As a boy he loved owls; their feathers muffle the sound of flight; their parabolic faces redirect sound. So his mother took him to the Vermont Institute of Natural Science to see a great gray owl - with burning yellow eyes and enough shades of gray to appeal to the ground-breaking black and white photographer, Ansel Adams. Today, Griffin designs manned and unmanned aircraft. “My interests converged,” he says happily.
He tells me that both birds and planes employ thrust to move forward and lift to overcome gravity. An engine gives the plane thrust; wings muscles and flapping give the bird thrust. Both have a thick leading edge to their wings, a shape known as an airfoil. Birds redirect the air with the feathers of their thumb-like alula, mixing high-pressure air from under the wing with low-pressure air from above, critical when a bird slows to land and approaches stall. Planes use leading-edge slats for the same purpose.

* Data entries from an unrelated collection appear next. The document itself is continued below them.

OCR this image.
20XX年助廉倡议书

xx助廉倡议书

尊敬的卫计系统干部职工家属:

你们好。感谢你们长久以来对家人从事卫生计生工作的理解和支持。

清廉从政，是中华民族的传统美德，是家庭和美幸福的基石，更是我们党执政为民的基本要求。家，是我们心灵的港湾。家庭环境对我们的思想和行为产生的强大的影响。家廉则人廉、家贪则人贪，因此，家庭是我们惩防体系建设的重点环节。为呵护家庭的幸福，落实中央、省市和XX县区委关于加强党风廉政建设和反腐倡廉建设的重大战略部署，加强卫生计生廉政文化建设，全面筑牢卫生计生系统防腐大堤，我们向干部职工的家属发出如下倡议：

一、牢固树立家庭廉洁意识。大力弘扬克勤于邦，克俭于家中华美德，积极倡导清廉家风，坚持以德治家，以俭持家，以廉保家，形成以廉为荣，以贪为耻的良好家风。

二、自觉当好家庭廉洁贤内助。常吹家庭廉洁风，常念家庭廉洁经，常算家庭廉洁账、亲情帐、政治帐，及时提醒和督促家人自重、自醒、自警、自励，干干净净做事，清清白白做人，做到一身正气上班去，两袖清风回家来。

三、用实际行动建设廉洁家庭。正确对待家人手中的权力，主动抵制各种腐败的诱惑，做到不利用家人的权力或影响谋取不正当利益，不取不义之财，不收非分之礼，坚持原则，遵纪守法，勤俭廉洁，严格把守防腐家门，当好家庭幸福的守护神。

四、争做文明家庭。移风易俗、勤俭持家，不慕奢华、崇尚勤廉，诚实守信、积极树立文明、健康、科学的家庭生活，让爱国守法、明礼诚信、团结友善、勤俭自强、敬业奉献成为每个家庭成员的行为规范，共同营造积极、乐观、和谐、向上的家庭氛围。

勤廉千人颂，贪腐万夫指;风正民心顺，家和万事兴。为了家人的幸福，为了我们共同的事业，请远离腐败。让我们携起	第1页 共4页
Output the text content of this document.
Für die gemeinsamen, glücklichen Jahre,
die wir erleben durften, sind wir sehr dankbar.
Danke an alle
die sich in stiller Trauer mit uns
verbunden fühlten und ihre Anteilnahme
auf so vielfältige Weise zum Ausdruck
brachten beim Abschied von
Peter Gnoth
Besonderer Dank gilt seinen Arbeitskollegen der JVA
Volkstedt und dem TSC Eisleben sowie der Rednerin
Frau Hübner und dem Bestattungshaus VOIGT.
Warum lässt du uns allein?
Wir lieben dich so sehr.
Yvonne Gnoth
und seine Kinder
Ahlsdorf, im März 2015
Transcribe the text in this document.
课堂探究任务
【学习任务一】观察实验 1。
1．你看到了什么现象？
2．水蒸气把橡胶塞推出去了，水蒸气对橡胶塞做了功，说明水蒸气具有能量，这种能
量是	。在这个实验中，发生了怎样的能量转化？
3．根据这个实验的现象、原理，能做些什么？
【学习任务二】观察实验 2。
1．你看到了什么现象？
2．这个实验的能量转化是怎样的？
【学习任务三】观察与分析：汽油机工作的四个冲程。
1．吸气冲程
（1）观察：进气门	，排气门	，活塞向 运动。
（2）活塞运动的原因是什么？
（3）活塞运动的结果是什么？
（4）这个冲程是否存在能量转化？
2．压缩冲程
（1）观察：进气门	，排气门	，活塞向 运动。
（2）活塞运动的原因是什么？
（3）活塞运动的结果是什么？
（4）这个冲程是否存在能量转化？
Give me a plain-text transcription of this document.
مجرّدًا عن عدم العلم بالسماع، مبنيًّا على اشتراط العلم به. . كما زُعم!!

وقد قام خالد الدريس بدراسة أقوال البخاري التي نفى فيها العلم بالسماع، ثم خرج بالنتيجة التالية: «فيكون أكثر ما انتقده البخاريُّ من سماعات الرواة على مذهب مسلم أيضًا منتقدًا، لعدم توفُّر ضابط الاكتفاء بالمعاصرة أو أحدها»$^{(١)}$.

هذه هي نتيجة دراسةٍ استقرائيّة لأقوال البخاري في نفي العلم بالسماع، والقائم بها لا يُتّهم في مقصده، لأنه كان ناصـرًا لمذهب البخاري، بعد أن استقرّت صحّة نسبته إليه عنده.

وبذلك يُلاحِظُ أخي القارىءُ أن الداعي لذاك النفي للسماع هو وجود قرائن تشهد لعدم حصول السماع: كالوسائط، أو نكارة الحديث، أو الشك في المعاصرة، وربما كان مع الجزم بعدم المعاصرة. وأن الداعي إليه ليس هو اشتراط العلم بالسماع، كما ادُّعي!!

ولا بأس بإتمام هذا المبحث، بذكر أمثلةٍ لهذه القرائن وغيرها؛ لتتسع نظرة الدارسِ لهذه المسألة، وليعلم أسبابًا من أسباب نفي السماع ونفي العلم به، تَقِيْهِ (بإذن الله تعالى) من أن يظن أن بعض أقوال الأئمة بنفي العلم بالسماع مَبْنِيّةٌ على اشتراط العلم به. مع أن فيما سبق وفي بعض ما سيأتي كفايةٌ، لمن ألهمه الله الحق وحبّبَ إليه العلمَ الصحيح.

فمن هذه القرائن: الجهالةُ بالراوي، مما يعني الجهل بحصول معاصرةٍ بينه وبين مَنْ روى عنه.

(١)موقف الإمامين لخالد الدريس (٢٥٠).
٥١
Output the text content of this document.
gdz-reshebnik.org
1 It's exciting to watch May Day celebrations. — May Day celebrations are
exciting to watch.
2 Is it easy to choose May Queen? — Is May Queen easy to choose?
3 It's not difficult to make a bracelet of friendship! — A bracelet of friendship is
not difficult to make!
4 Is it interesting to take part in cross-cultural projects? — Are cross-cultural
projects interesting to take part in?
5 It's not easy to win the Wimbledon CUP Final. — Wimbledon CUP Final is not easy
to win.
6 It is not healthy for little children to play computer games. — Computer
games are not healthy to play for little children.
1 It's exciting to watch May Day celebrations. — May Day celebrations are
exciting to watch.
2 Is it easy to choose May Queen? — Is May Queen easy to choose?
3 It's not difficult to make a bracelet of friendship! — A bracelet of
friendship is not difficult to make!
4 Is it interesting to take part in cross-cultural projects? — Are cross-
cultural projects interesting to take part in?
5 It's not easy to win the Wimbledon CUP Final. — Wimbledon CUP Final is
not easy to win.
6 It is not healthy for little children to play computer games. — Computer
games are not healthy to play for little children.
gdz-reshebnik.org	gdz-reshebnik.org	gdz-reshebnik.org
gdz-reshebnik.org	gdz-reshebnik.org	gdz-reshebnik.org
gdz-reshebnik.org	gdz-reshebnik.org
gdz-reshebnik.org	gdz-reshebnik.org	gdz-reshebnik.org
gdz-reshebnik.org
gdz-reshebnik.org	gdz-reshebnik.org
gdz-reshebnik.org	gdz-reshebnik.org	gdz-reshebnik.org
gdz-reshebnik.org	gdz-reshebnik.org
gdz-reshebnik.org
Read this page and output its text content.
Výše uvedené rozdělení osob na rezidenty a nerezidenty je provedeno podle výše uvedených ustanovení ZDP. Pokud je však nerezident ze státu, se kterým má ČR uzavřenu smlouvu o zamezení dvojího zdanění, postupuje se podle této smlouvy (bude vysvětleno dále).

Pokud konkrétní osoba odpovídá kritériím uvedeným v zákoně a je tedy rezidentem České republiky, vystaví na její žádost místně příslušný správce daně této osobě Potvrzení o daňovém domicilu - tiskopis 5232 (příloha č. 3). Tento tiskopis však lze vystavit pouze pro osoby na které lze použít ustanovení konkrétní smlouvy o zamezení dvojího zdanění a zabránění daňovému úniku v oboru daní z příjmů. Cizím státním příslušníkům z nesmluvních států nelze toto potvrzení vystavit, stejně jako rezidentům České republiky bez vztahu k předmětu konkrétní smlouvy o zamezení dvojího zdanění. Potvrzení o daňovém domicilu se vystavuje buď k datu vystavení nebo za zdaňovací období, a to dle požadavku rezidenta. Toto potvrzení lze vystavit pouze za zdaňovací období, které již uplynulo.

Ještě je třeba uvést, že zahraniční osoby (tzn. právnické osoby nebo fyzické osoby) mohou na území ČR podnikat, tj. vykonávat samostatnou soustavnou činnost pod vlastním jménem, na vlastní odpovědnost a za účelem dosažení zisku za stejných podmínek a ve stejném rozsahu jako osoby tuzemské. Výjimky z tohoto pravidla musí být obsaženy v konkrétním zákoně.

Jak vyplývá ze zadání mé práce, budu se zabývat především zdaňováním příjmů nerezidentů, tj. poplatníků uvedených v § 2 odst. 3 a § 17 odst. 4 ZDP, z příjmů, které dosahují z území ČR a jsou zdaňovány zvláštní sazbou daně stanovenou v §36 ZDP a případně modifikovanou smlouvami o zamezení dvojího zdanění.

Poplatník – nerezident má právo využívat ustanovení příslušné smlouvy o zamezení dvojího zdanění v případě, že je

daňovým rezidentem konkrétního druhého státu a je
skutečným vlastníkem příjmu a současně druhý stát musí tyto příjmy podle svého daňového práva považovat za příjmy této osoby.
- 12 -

To control their aircraft, the Wright brothers studied vultures; their flexing wings inspired the brothers to twist the wings of their aircraft to turn.
To celebrate the hundredth anniversary of the landmark federal Migratory Bird Treaty Act, the National Geographic Society, the National Audubon Society, and the Cornell Laboratory of Ornithology designated 2018 “The Year of the Bird.”
In 1918, Great Britain and the United States agreed to protect North American migratory birds. Mexico joined in 1936, and over the years the law has safeguarded more than eight hundred species, their body parts, nests, eggs, and feathers. But many species are still losing ground, due to human behavior, from habitat destruction to pesticides and everything in between.
And while Griffin reminds me that birds are a source of engineering insight, artwork like Leonardo da Vinci’s sketches of wings proves they have lasting aesthetic value as well.